Her thesis goes something like this: the advent of the contraceptive pill was supposed to set women free by allowing them to have consequence-free sex. But Perry reckons there is no such thing—that liberation is just “an illusion.” In reality, liberal feminism—supposed to empower women—has failed them. It propagates uncritical sex positivity; sees women adapt their sexual preferences for the benefit of men; encourages women to emotionally cripple themselves at the altar of so-called hook-up culture; and permits acts of sexual violence under the banner of “consent.” It foments a growing distrust in the institution of marriage, too.
Perry’s somewhat traditional worldview seems far removed from the values she held in her youth. Over coffee in Waterstones on Tottenham Court Road, Perry recalls that as a teenager her family got two copies of the Guardian delivered to their house every day. So where did this socially conservative thinker emerge from?
Perry’s opposition to the liberal feminist zeitgeist was set in motion as a student. But it was after university, when she worked in a rape crisis centre, that she felt her resolve hardening. Meeting women who had been prostitutes allowed Perry to see first-hand the immense hardship they faced. Meanwhile, she noticed that the positive way the industry was represented in student circles could not have been farther detached from reality. “That was the death knell for me,” she says. It seems the link between mainstream sexual liberalism and its downstream harms was too direct to ignore. In a similar vein, Perry makes a convincing case that the rife abuse of porn stars is an unavoidable by-product of society’s permissive sexual mores.
Perry is at pains to insist she is not an anti-liberal. And she is equally quick to fend off an accompanying allegation that she is inherently conservative. “I start from feminist priors,” she explains—like an interest in protecting women and girls—“and I end up at some socially conservative conclusions.” She is ardent in her defence of marriage. Her belief in the importance of chivalry stands out too.
Perry thinks it has taken time for the downsides of the sexual revolution to play out
Perry is not on her own in her apparent iconoclasm. Plenty of thinkers and writers are beginning to lament prevailing orthodoxies. Christine Emba’s book Rethinking Sex tracks much of the same ground as Perry’s. Kathleen Stock, a prominent academic who has received protracted public attention for her views on transgender people, celebrates Perry’s “fearless” contribution to the conversation. But what is a movement without a name? “You might call us post-liberal feminists,” Perry tentatively suggests.
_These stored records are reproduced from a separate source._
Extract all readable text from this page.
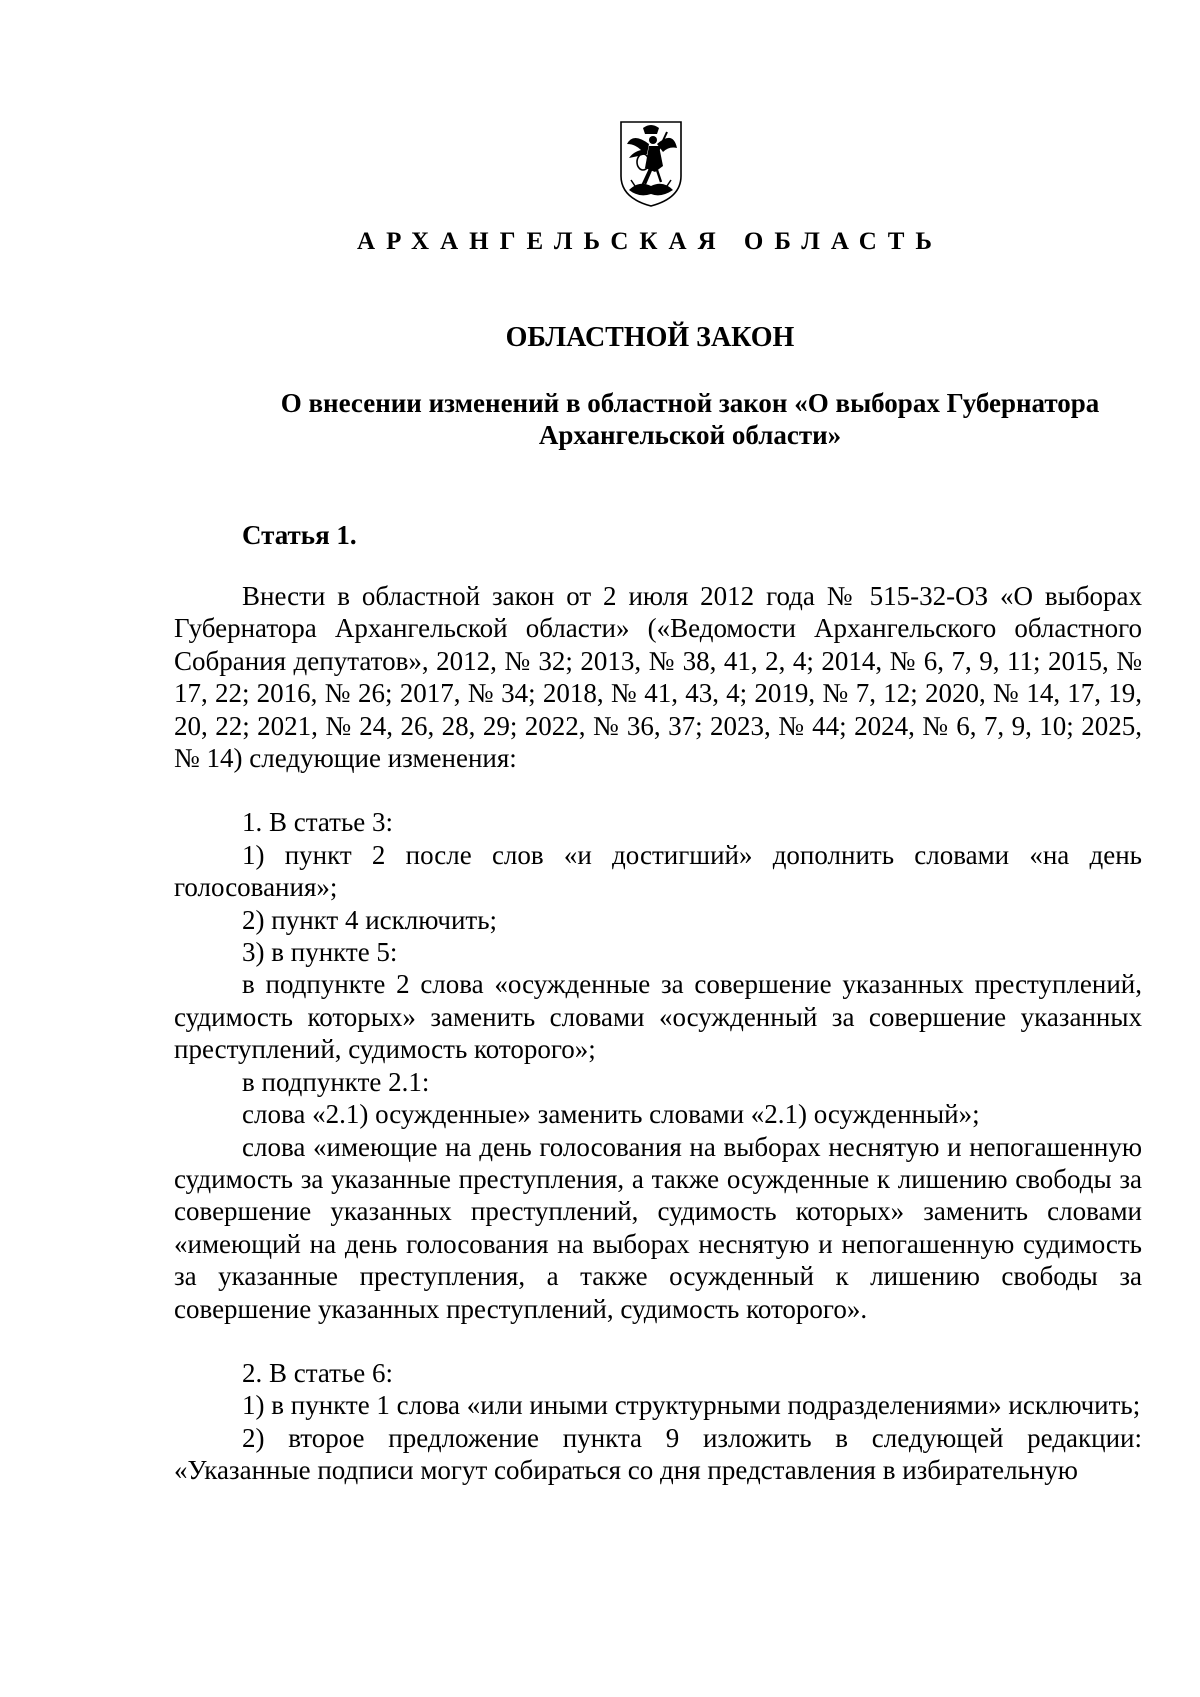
АРХАНГЕЛЬСКАЯ ОБЛАСТЬ
ОБЛАСТНОЙ ЗАКОН
О внесении изменений в областной закон «О выборах Губернатора
Архангельской области»
Статья 1.

Внести в областной закон от 2 июля 2012 года № 515-32-ОЗ «О выборах Губернатора Архангельской области» («Ведомости Архангельского областного Собрания депутатов», 2012, № 32; 2013, № 38, 41, 2, 4; 2014, № 6, 7, 9, 11; 2015, № 17, 22; 2016, № 26; 2017, № 34; 2018, № 41, 43, 4; 2019, № 7, 12; 2020, № 14, 17, 19, 20, 22; 2021, № 24, 26, 28, 29; 2022, № 36, 37; 2023, № 44; 2024, № 6, 7, 9, 10; 2025, № 14) следующие изменения:

1. В статье 3:

1) пункт 2 после слов «и достигший» дополнить словами «на день голосования»;

2) пункт 4 исключить;

3) в пункте 5:

в подпункте 2 слова «осужденные за совершение указанных преступлений, судимость которых» заменить словами «осужденный за совершение указанных преступлений, судимость которого»;

в подпункте 2.1:

слова «2.1) осужденные» заменить словами «2.1) осужденный»;

слова «имеющие на день голосования на выборах неснятую и непогашенную судимость за указанные преступления, а также осужденные к лишению свободы за совершение указанных преступлений, судимость которых» заменить словами «имеющий на день голосования на выборах неснятую и непогашенную судимость за указанные преступления, а также осужденный к лишению свободы за совершение указанных преступлений, судимость которого».

2. В статье 6:

1) в пункте 1 слова «или иными структурными подразделениями» исключить;

2) второе предложение пункта 9 изложить в следующей редакции: «Указанные подписи могут собираться со дня представления в избирательную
If this is an identifiable and cohesive intellectual movement, why now? Perry thinks it has taken time for the downsides of the so-called sexual revolution to play out, and for women to appreciate its full impact. Millennials represented the high-water mark of the sex-positivity phenomenon. Generation Z, Perry claims, are increasingly voicing their unhappiness with the status quo.
But if Perry is right, and the pendulum is swinging, we might ask if it is going too far the other way. At the end of her book, she suggests that young women—in the name of protecting themselves in a hostile sexual climate—should not get drunk in the presence of men; that they should withhold sex for the first few months of a relationship; and that they should avoid dating apps. Some of the advice would not be out of place in the 1950s.
Her conclusions may be extreme, but Perry is clear sighted and morally consistent. And we would be foolish to dismiss her ethics as old fashioned. This could be a movement in its nascent days.